Having travelled forty years into the future from the year 1976 I am still winding my way through Yaletown.  I have already seen the new public library (well, twenty-one years old by 2016, but time is relative, eh?) which resembles a brown mock-up of the ruins of the Roman Coliseum.  I have never seen such amazing architecture in this city, especially new (relatively) architecture which has ordinarily never appealed to me.  Wandering through the various six levels or so I notice computers, those strange typing machines with window screens everywhere, and people sitting in front of them doing...what?  I stop to chat with one of the librarians and I ask her about the computers.  I am careful not to mention that I am visiting from forty years in the past as I really don't want to attract the wrong kind of attention. 

She says that a lot of them check email.  They check what? I ask.  Electronic mail, she says.  What's that?
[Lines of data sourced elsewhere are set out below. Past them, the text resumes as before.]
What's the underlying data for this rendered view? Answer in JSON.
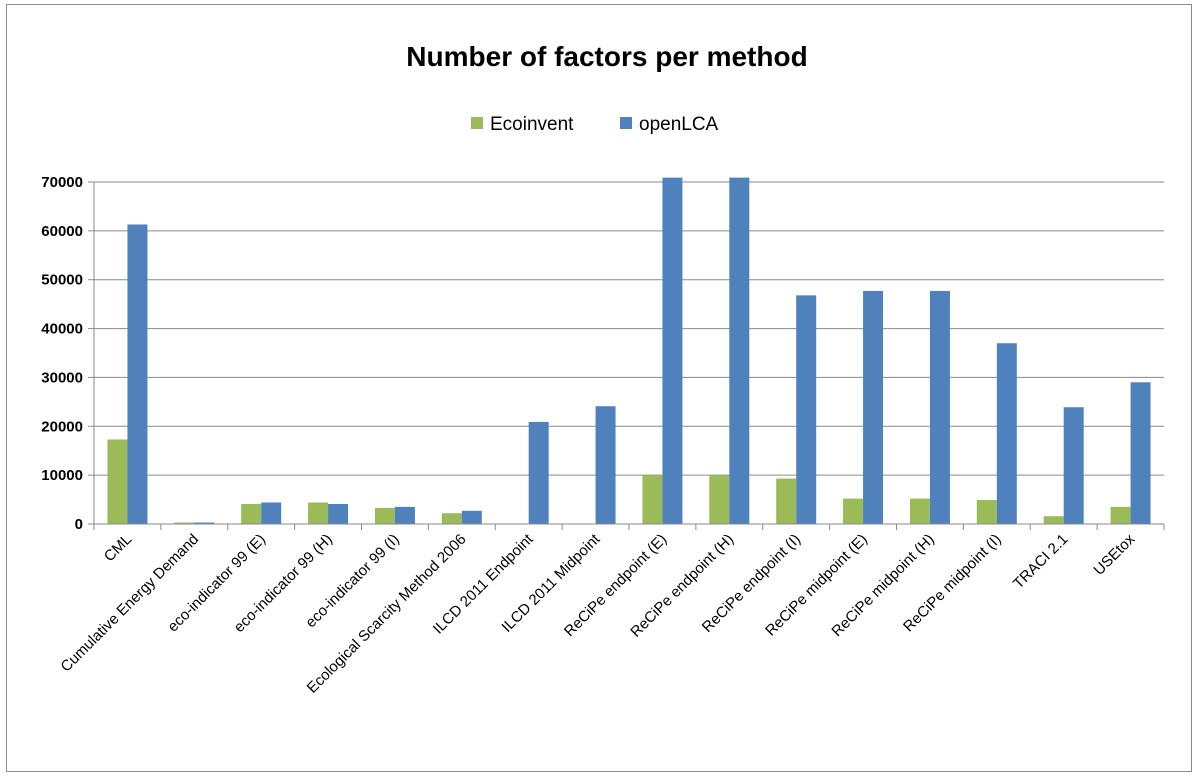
{
  "chart_data": {
    "type": "bar",
    "title": "Number of factors per method",
    "xlabel": "",
    "ylabel": "",
    "ylim": [
      0,
      70000
    ],
    "ytick_step": 10000,
    "grid": true,
    "legend_position": "top",
    "categories": [
      "CML",
      "Cumulative Energy Demand",
      "eco-indicator 99 (E)",
      "eco-indicator 99 (H)",
      "eco-indicator 99 (I)",
      "Ecological Scarcity Method 2006",
      "ILCD 2011 Endpoint",
      "ILCD 2011 Midpoint",
      "ReCiPe endpoint (E)",
      "ReCiPe endpoint (H)",
      "ReCiPe endpoint (I)",
      "ReCiPe midpoint (E)",
      "ReCiPe midpoint (H)",
      "ReCiPe midpoint (I)",
      "TRACI 2.1",
      "USEtox"
    ],
    "series": [
      {
        "name": "Ecoinvent",
        "color": "#9bbb59",
        "values": [
          17300,
          300,
          4100,
          4400,
          3300,
          2200,
          0,
          0,
          10000,
          10000,
          9300,
          5200,
          5200,
          4900,
          1600,
          3500
        ]
      },
      {
        "name": "openLCA",
        "color": "#4f81bd",
        "values": [
          61300,
          300,
          4400,
          4100,
          3500,
          2700,
          20900,
          24100,
          70900,
          70900,
          46800,
          47700,
          47700,
          37000,
          23900,
          29000
        ]
      }
    ]
  }
}
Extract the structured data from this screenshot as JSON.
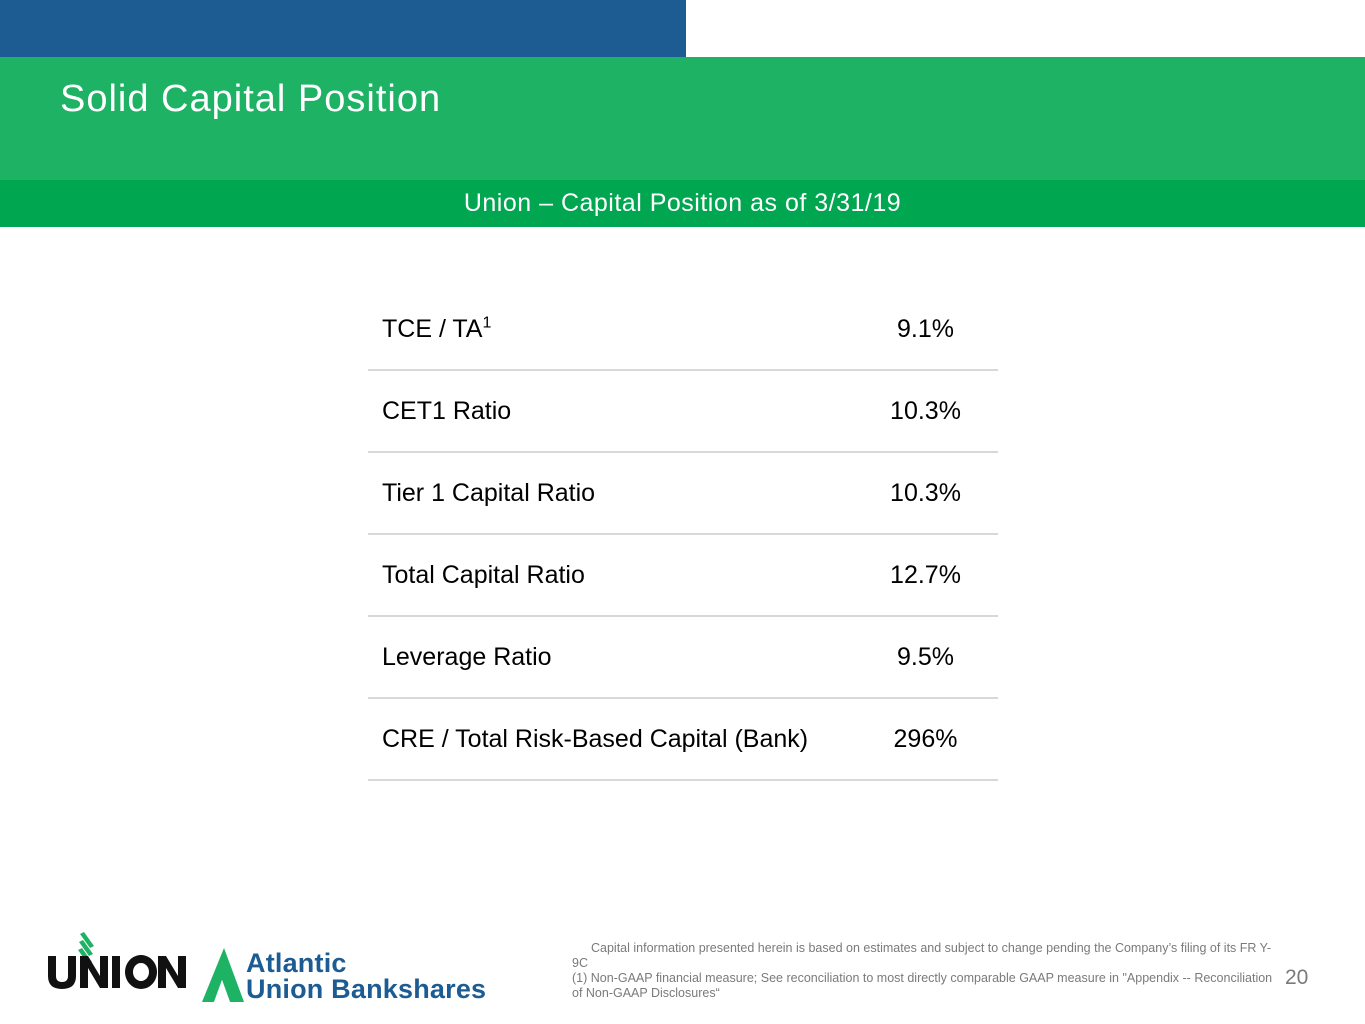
{
  "header": {
    "title": "Solid Capital Position",
    "subtitle": "Union – Capital Position as of 3/31/19"
  },
  "metrics": [
    {
      "label": "TCE / TA",
      "sup": "1",
      "value": "9.1%"
    },
    {
      "label": "CET1 Ratio",
      "value": "10.3%"
    },
    {
      "label": "Tier 1 Capital Ratio",
      "value": "10.3%"
    },
    {
      "label": "Total Capital Ratio",
      "value": "12.7%"
    },
    {
      "label": "Leverage Ratio",
      "value": "9.5%"
    },
    {
      "label": "CRE / Total Risk-Based Capital (Bank)",
      "value": "296%"
    }
  ],
  "footer": {
    "logo_union_text": "UNION",
    "logo_atlantic_line1": "Atlantic",
    "logo_atlantic_line2": "Union Bankshares",
    "footnote_1": "Capital information presented herein is based on estimates and subject to change pending the Company’s filing of its FR Y-9C",
    "footnote_2": "(1) Non-GAAP financial measure; See reconciliation to most directly comparable GAAP measure in \"Appendix -- Reconciliation of Non-GAAP Disclosures“",
    "page_number": "20"
  },
  "colors": {
    "top_bar": "#1c5c93",
    "title_band": "#1db264",
    "sub_band": "#00a650",
    "logo_blue": "#1c5c93",
    "logo_green": "#1db264"
  }
}
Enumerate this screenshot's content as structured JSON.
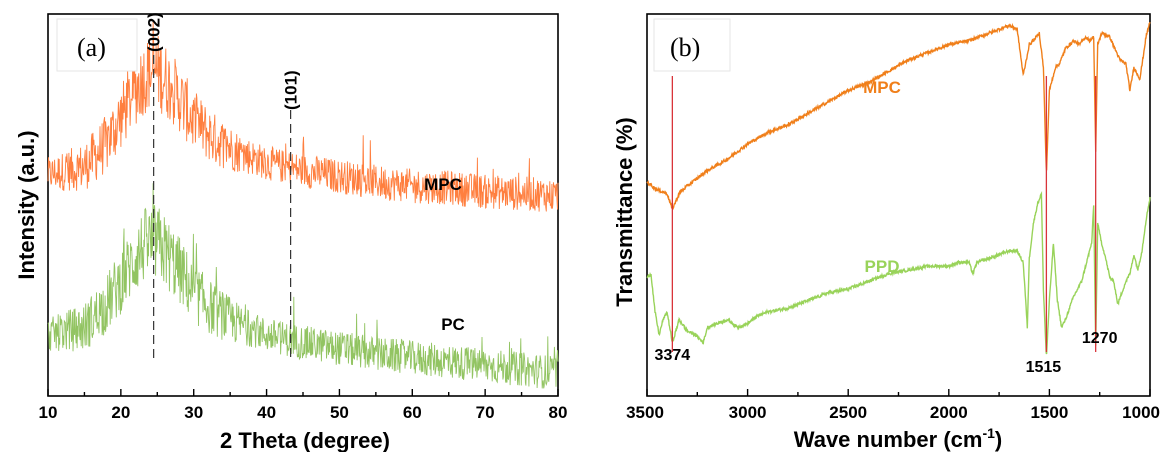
{
  "chart_data": [
    {
      "type": "line",
      "panel_label": "(a)",
      "xlabel": "2 Theta (degree)",
      "ylabel": "Intensity (a.u.)",
      "xlim": [
        10,
        80
      ],
      "xticks": [
        "10",
        "20",
        "30",
        "40",
        "50",
        "60",
        "70",
        "80"
      ],
      "yticks_shown": false,
      "peak_markers": [
        {
          "x": 24.5,
          "label": "(002)"
        },
        {
          "x": 43.3,
          "label": "(101)"
        }
      ],
      "series": [
        {
          "name": "MPC",
          "color": "#ff7f3f",
          "x": [
            10,
            15,
            18,
            20,
            22,
            23,
            24,
            25,
            26,
            28,
            30,
            33,
            36,
            40,
            45,
            50,
            55,
            60,
            65,
            70,
            75,
            80
          ],
          "y": [
            0.58,
            0.6,
            0.66,
            0.73,
            0.8,
            0.83,
            0.85,
            0.85,
            0.83,
            0.78,
            0.72,
            0.67,
            0.64,
            0.61,
            0.59,
            0.575,
            0.56,
            0.55,
            0.545,
            0.535,
            0.53,
            0.525
          ]
        },
        {
          "name": "PC",
          "color": "#92c462",
          "x": [
            10,
            15,
            18,
            20,
            22,
            23,
            24,
            25,
            26,
            28,
            30,
            33,
            36,
            40,
            45,
            50,
            55,
            60,
            65,
            70,
            75,
            80
          ],
          "y": [
            0.16,
            0.18,
            0.24,
            0.3,
            0.36,
            0.39,
            0.4,
            0.4,
            0.38,
            0.33,
            0.27,
            0.22,
            0.19,
            0.16,
            0.14,
            0.125,
            0.11,
            0.1,
            0.09,
            0.08,
            0.07,
            0.06
          ]
        }
      ]
    },
    {
      "type": "line",
      "panel_label": "(b)",
      "xlabel": "Wave number (cm",
      "xlabel_sup": "-1",
      "xlabel_close": ")",
      "ylabel": "Transmittance (%)",
      "xlim": [
        3500,
        1000
      ],
      "xticks": [
        "3500",
        "3000",
        "2500",
        "2000",
        "1500",
        "1000"
      ],
      "yticks_shown": false,
      "annotations": [
        {
          "x": 3374,
          "label": "3374"
        },
        {
          "x": 1515,
          "label": "1515"
        },
        {
          "x": 1270,
          "label": "1270"
        }
      ],
      "series": [
        {
          "name": "MPC",
          "color": "#f07f1a",
          "x": [
            3500,
            3450,
            3400,
            3374,
            3340,
            3300,
            3200,
            3100,
            3000,
            2900,
            2800,
            2700,
            2600,
            2500,
            2400,
            2300,
            2200,
            2100,
            2000,
            1900,
            1800,
            1700,
            1660,
            1630,
            1600,
            1580,
            1550,
            1530,
            1515,
            1500,
            1470,
            1450,
            1420,
            1400,
            1380,
            1350,
            1320,
            1300,
            1280,
            1270,
            1260,
            1240,
            1200,
            1150,
            1120,
            1100,
            1080,
            1050,
            1020,
            1000
          ],
          "y": [
            0.56,
            0.54,
            0.53,
            0.49,
            0.53,
            0.55,
            0.59,
            0.62,
            0.66,
            0.69,
            0.71,
            0.74,
            0.77,
            0.8,
            0.82,
            0.85,
            0.88,
            0.9,
            0.92,
            0.93,
            0.95,
            0.97,
            0.96,
            0.84,
            0.92,
            0.93,
            0.95,
            0.86,
            0.58,
            0.8,
            0.86,
            0.87,
            0.91,
            0.92,
            0.93,
            0.92,
            0.94,
            0.93,
            0.94,
            0.64,
            0.92,
            0.95,
            0.94,
            0.88,
            0.87,
            0.8,
            0.86,
            0.83,
            0.94,
            0.98
          ]
        },
        {
          "name": "PPD",
          "color": "#99d35a",
          "x": [
            3500,
            3480,
            3460,
            3440,
            3420,
            3400,
            3374,
            3340,
            3300,
            3260,
            3220,
            3200,
            3150,
            3100,
            3050,
            3000,
            2950,
            2900,
            2800,
            2700,
            2600,
            2500,
            2400,
            2300,
            2200,
            2100,
            2000,
            1950,
            1900,
            1880,
            1860,
            1800,
            1750,
            1700,
            1660,
            1630,
            1610,
            1600,
            1580,
            1560,
            1540,
            1530,
            1515,
            1500,
            1480,
            1460,
            1440,
            1420,
            1400,
            1380,
            1360,
            1340,
            1320,
            1300,
            1290,
            1280,
            1270,
            1260,
            1240,
            1220,
            1200,
            1180,
            1160,
            1140,
            1120,
            1100,
            1080,
            1060,
            1040,
            1020,
            1000
          ],
          "y": [
            0.31,
            0.32,
            0.22,
            0.16,
            0.2,
            0.22,
            0.14,
            0.2,
            0.17,
            0.16,
            0.14,
            0.18,
            0.19,
            0.2,
            0.18,
            0.19,
            0.21,
            0.22,
            0.23,
            0.25,
            0.27,
            0.28,
            0.3,
            0.32,
            0.33,
            0.34,
            0.34,
            0.35,
            0.35,
            0.32,
            0.35,
            0.36,
            0.37,
            0.38,
            0.38,
            0.35,
            0.18,
            0.36,
            0.45,
            0.5,
            0.53,
            0.28,
            0.1,
            0.25,
            0.4,
            0.25,
            0.18,
            0.2,
            0.23,
            0.26,
            0.28,
            0.3,
            0.34,
            0.38,
            0.4,
            0.5,
            0.13,
            0.45,
            0.4,
            0.36,
            0.31,
            0.3,
            0.24,
            0.27,
            0.3,
            0.32,
            0.37,
            0.33,
            0.38,
            0.46,
            0.52
          ]
        }
      ]
    }
  ]
}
I ask.  She replies that they can type letters on the keyboard of the computer and send them electronically.  Where do the letters go, I ask?  Anywhere, she says.  All over the world?  Yes, all over the world.  What do they have to pay for this service?  It's free, advertisers foot the bill.  And anyone can do this?  Anyone.  And the letters can go anywhere in the world?  Europe, Africa, Japan? Mexico, Australia, the Philippines.  It must take a couple of days for the letters to arrive.  She looks at me as though I am truly daft and replies, that the emails, as she calls them, are received instantaneously.  She proceeds to tell me about Skype, a kind of video phone service, and Facebook and Twitter and other things that she calls social media.  Then, realizing that she is talking to someone very simple and unaware of things, she describes to me what she calls the internet and that it is like one vast encyclopedia of all the knowledge, information and entertainment in the world and that you can access all of it at the click of a button (I think she called it...a mouse?)  I ask her about the little machines that everyone carries on the sidewalks, staring at them, hunched over, like addicts getting a fix, almost walking into streetlights and other pedestrians and almost getting run over by cars.  They are phones, she tells me in a very patient voice, and little computers.  And you can get the internet on them?  Yes you can.  And emails?  Everything.  On a tiny piece of plastic?  She stares at me, exasperated.  Where have you been the last forty years, she hisses.

I find myself in the West End, where there seem to be more towers than ever.  On Davie Street I notice two men walking together holding hands.  Then I notice two more.  I did overhear someone say that gay marriage has been legal for more than ten years.  I am reminded of the intolerant bigots in my church,  forty years ago, or yesterday.

On the news there is war in the Middle East, as always, but it's worse and more brutal than ever with bombings and beheadings and Islamic fundamentalists not much different from their Christian counterparts, perhaps more violent, wreaking havoc throughout the civilized world.  They want to return to the dark ages and drag the whole world there with them.  I hear of refugees from Syria and Iraq, thousands, millions.  I hear about a horrible billionaire with chronic bad hair who hates everyone running for the US presidency.  I hear of China, no longer strictly communist but still authoritarian and now obscenely wealthy and buying up as much as the Western world as they can get their hands on.  There is news about global warming, climate change and the possibility that humanity might not see much of the Twenty-First Century unless they stop using fossil fuels and stop eating red meat.  Russia is still sabre-rattling but the Soviet Union no longer exists and its fall twenty-five years ago has provided the world with more than ten new countries.  It is all too much to take in and I find my way to the small apartment where my future self is now living.